Morales Roger, Spiering Anne, Wilhelm Matthias, Yang Qinglin, Zhang Chi
Niels Bohr International Academy, Niels Bohr Institute, Copenhagen University, Blegdamsvej 17, 2100 Copenhagen Ø, Denmark.
CAS Key Laboratory of Theoretical Physics, Institute of Theoretical Physics, Chinese Academy of Sciences, Beijing 100190, China.
Phys Rev Lett. 2023 Jul 28;131(4):041601. doi: 10.1103/PhysRevLett.131.041601.

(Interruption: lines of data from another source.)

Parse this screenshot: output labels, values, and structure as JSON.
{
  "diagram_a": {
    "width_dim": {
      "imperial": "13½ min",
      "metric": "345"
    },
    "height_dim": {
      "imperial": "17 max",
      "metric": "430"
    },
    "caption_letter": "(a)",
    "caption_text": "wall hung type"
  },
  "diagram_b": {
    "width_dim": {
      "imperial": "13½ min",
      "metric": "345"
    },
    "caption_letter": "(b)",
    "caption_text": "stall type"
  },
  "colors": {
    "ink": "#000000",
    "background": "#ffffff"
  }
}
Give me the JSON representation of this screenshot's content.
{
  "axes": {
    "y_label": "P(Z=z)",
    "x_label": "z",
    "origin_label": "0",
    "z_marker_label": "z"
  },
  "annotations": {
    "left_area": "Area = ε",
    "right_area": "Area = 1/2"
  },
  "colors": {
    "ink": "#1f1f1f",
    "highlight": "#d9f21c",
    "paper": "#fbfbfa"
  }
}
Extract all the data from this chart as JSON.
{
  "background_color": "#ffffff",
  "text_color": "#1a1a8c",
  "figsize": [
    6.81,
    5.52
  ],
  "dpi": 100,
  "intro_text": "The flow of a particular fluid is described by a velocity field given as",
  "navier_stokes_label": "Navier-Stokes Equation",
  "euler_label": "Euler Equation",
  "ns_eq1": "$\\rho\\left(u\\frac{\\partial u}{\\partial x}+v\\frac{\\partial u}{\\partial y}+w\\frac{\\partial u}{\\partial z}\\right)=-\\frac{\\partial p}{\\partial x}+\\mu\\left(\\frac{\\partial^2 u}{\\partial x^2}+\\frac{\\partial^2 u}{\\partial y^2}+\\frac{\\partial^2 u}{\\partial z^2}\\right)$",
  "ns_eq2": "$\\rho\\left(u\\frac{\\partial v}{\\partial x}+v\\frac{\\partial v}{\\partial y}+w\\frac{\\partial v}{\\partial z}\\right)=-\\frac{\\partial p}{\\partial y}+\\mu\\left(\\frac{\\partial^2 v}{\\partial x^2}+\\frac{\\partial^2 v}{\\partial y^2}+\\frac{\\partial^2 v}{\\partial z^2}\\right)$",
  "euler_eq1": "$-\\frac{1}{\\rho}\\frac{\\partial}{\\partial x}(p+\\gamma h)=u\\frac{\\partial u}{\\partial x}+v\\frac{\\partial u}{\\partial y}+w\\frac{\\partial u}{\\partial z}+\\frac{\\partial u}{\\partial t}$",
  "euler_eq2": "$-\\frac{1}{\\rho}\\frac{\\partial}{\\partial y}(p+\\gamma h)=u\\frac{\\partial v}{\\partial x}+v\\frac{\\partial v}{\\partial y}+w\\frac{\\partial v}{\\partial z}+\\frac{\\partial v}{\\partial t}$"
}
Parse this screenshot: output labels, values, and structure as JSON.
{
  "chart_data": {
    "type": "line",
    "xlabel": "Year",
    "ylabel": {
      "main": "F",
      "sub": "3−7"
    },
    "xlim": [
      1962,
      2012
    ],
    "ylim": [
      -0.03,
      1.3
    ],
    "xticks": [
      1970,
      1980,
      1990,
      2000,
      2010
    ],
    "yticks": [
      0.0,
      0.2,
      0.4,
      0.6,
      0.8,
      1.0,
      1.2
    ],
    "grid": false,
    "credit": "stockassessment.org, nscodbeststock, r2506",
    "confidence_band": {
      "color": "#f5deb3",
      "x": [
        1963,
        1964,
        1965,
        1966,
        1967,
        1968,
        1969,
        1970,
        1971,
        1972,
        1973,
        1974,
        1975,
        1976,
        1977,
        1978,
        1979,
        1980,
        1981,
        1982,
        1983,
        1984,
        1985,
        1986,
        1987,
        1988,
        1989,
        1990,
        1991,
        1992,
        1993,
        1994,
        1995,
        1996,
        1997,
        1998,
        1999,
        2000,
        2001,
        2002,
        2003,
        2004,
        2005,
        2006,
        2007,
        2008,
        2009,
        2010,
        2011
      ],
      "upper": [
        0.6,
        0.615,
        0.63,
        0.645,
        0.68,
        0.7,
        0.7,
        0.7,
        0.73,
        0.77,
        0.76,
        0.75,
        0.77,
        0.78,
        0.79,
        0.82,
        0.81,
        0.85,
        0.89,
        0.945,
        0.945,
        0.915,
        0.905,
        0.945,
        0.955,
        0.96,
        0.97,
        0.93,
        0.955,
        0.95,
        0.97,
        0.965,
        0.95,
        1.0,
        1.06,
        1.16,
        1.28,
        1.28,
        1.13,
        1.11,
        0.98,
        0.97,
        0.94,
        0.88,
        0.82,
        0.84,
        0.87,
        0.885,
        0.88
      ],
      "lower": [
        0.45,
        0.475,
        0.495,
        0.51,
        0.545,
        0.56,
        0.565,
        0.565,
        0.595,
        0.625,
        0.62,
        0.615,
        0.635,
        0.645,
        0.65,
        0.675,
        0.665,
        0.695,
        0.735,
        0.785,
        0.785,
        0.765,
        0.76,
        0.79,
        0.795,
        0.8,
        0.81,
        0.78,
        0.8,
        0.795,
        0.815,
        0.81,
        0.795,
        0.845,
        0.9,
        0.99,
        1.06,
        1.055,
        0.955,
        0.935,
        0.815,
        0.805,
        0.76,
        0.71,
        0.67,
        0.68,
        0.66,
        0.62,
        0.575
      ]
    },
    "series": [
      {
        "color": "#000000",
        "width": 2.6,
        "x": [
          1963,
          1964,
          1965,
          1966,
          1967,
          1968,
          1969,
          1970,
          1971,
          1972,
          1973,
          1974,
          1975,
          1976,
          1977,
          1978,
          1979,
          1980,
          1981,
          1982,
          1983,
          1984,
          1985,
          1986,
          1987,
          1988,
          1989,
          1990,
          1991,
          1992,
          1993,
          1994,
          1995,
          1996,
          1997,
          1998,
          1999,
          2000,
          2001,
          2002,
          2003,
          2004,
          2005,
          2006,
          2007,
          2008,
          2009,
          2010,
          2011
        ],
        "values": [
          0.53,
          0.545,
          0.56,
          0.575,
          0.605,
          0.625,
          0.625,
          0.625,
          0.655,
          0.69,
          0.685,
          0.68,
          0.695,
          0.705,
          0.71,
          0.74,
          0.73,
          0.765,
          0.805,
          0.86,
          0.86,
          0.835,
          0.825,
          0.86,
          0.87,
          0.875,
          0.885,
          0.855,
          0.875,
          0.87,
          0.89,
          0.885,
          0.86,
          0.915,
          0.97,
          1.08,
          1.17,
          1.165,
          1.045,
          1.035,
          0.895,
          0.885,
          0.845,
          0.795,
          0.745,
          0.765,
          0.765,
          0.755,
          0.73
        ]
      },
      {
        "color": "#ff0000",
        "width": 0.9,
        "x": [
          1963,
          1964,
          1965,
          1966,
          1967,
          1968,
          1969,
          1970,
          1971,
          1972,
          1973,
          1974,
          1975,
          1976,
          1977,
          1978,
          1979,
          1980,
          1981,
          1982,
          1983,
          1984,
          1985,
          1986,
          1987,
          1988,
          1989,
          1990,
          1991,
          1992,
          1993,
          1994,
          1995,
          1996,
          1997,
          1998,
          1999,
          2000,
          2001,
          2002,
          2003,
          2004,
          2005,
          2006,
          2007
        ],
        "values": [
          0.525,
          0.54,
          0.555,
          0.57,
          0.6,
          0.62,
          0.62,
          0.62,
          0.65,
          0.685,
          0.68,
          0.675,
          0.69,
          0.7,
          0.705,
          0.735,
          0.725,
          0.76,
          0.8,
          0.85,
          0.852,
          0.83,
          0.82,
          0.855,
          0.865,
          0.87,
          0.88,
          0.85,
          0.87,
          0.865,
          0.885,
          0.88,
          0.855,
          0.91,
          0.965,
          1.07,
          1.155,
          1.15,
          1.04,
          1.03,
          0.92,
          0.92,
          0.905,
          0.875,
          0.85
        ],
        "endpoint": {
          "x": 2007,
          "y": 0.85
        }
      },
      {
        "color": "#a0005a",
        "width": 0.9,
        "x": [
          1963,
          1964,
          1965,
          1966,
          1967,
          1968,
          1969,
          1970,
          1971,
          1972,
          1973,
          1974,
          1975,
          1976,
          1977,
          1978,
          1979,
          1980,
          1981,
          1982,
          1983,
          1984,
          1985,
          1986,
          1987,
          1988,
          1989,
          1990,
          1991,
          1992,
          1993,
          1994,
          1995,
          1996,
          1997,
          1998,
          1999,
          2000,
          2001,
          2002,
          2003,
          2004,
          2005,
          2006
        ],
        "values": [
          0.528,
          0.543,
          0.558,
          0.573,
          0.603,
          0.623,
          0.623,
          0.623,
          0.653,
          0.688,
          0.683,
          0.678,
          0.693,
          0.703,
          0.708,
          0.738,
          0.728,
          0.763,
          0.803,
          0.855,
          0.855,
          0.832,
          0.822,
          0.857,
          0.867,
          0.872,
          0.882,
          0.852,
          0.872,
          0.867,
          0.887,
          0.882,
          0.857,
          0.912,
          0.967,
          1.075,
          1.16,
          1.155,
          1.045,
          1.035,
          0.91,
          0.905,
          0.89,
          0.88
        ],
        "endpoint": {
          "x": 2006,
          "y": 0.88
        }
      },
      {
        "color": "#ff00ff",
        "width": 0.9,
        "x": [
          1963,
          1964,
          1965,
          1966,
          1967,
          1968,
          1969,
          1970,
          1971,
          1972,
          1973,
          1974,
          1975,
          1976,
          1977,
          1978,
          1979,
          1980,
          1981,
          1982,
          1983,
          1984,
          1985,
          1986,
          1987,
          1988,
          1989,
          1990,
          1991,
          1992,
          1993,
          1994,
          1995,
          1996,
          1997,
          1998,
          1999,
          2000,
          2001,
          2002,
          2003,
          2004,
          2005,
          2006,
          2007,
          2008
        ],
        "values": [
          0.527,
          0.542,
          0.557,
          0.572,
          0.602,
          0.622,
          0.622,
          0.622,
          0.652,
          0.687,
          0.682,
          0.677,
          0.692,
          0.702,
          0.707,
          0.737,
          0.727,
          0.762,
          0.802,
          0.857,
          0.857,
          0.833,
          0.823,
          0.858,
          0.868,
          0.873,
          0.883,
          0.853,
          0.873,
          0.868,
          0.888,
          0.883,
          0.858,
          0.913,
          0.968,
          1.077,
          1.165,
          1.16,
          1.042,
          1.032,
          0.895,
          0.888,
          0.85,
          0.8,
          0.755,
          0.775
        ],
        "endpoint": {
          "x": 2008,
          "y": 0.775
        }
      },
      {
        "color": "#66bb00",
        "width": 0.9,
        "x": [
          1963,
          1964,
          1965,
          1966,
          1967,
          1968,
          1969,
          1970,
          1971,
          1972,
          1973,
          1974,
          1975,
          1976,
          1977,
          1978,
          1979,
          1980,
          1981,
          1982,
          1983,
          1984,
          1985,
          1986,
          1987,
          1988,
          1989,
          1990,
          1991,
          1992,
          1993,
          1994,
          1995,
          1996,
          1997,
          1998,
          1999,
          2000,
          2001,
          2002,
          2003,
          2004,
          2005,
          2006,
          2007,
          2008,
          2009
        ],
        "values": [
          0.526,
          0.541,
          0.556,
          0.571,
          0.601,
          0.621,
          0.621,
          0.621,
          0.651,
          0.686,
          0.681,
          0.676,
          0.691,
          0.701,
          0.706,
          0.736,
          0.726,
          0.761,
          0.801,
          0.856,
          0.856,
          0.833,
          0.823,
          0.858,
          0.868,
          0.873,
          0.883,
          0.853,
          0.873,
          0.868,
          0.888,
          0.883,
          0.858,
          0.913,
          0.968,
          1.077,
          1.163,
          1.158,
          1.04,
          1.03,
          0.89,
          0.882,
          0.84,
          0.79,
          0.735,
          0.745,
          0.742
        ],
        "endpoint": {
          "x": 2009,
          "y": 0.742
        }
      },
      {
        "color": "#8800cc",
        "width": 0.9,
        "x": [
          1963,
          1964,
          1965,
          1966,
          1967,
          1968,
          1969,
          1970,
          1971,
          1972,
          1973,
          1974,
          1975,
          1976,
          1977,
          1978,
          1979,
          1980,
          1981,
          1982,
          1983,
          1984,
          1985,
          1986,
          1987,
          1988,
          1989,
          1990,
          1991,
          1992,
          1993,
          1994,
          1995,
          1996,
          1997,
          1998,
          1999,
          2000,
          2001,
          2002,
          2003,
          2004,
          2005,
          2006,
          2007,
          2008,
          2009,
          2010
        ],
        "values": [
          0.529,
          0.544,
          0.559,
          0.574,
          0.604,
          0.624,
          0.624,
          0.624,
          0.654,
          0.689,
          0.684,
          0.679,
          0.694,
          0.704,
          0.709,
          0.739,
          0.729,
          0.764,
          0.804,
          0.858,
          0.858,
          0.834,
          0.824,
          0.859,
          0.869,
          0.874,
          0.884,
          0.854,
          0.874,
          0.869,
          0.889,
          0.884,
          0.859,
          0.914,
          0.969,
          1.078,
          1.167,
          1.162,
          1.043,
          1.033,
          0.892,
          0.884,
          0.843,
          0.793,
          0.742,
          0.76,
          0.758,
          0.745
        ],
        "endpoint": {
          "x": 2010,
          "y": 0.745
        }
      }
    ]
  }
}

The symbol bootstrap has proven to be a powerful tool for calculating polylogarithmic Feynman integrals and scattering amplitudes. In this Letter, we initiate the symbol bootstrap for elliptic Feynman integrals. Concretely, we bootstrap the symbol of the twelve-point two-loop double-box integral in four dimensions, which depends on nine dual-conformal cross ratios. We obtain the symbol alphabet, which contains 100 logarithms as well as nine simple elliptic integrals, via a Schubert-type analysis, which we equally generalize to the elliptic case. In particular, we find a compact, one-line formula for the (2,2) coproduct of the result.
符号引导法已被证明是计算多重对数费曼积分和散射振幅的有力工具。在本论文中,我们开启了椭圆费曼积分的符号引导法。具体而言,我们对四维中十二点双圈双盒积分的符号进行引导,该积分依赖于九个对偶共形交叉比。通过舒伯特型分析,我们得到了符号字母表,其中包含100个对数以及九个简单椭圆积分,我们同样将此分析推广到椭圆情形。特别地,我们找到了结果的(2,2)余积的一个紧凑的单行公式。